Sunday, September 24, 2017


Cows on a bridge
This is our third Narrowboat trip, My sister and her husband have done five, and our new friends have gone twice. As you pilot the Narrowboat through the UK’s canal system, bridges are a constant. There is a bridge every mile or so. Sometimes you have to actually pilot the boat across a bridge over a valley, but normally we are navigating the boat under the bridges. Now these bridges are very useful in navigating, because they are all numbered and you can track your progress and locate your position in the guide book by knowing which bridge you just went under. There are railway bridges, and motorway bridges, but the majority of the bridges crossing the canal are just bridges. They go nowhere; there is nothing on either end.
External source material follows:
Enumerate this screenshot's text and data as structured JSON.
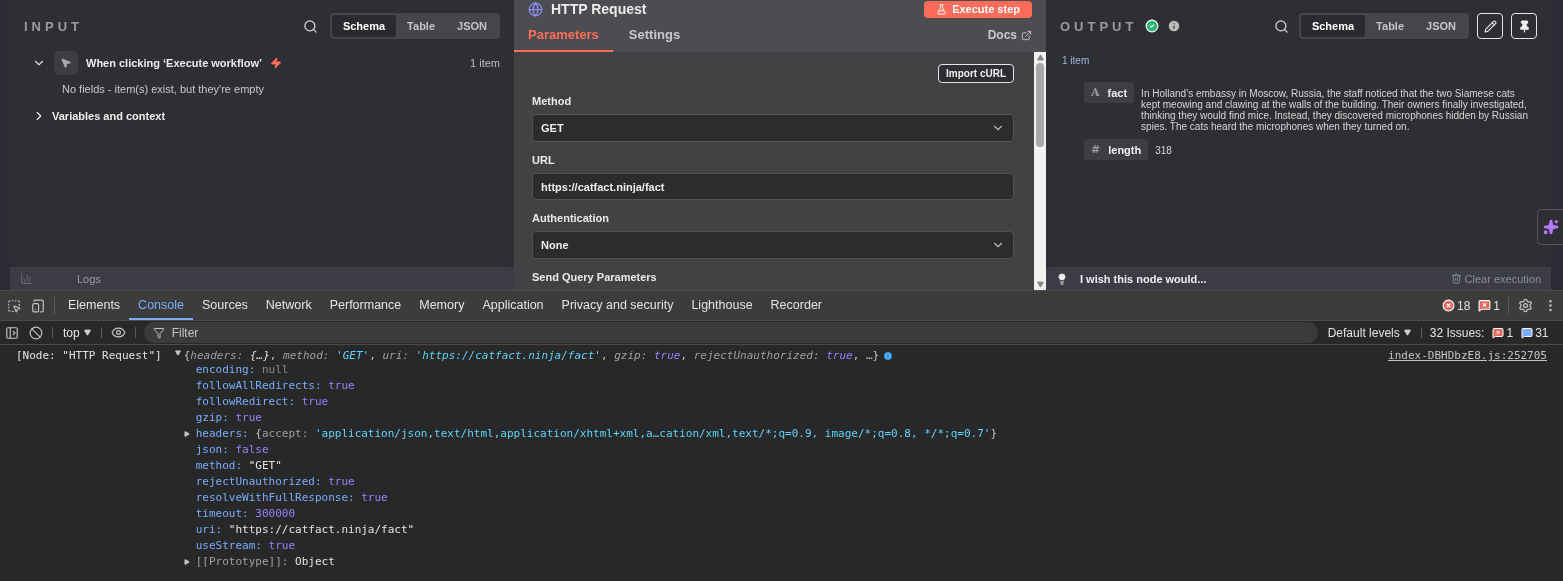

Perhaps 100 years ago there was a cart road, but now there is just a field on either end of the bridge. We saw more cows on bridges than vehicles. And most of these bridges are old; crumbling brick structures arching across the canal no where near a road.

Now the boats are called “Narrowboats”, because the canals are narrow so the boats are only seven feet wide to allow two boats to pass in opposite direction on the canals. These bridges are even narrower, allowing only one boat to go under at a time. The canal under the bridges narrows to about nine feet, allowing only a foot at the most on either side. To compensate for being “narrow”, the boats are long, and with six people this year our boat is almost 70 feet long. For some reason, the bridges always seem to be positioned on a corner, so you are cruising along and you come around a corner to find a bridge in the middle of the corner. It is not easy to get a 70 foot long boat lined up to slip under a bridge that is only slightly wider than the boat. All the bridges sport scars from boats not being perfectly aligned and to see some of the scars, you have to wonder what the boats that made them look like. Sometimes you carefully get you boat all lined up to slip through and OOPS, there is another boat coming down who has the right-of-way and you have so quickly change course to let him through.
Two bridges in a row

But on our first day, we managed to successfully navigate three lift bridges, and under 45 regular bridges. We did run aground while trying to avoid a traffic jam at one bridge and we scared one of our crew who suddenly looked up to see the boat headed right into the side of a bridge (It was one that required a bit of a “tack” on a very sharp turn, and we actually made it through perfectly). Tomorrow we have two tunnels and two aqueducts to navigate, so there is always something to keep you entertained.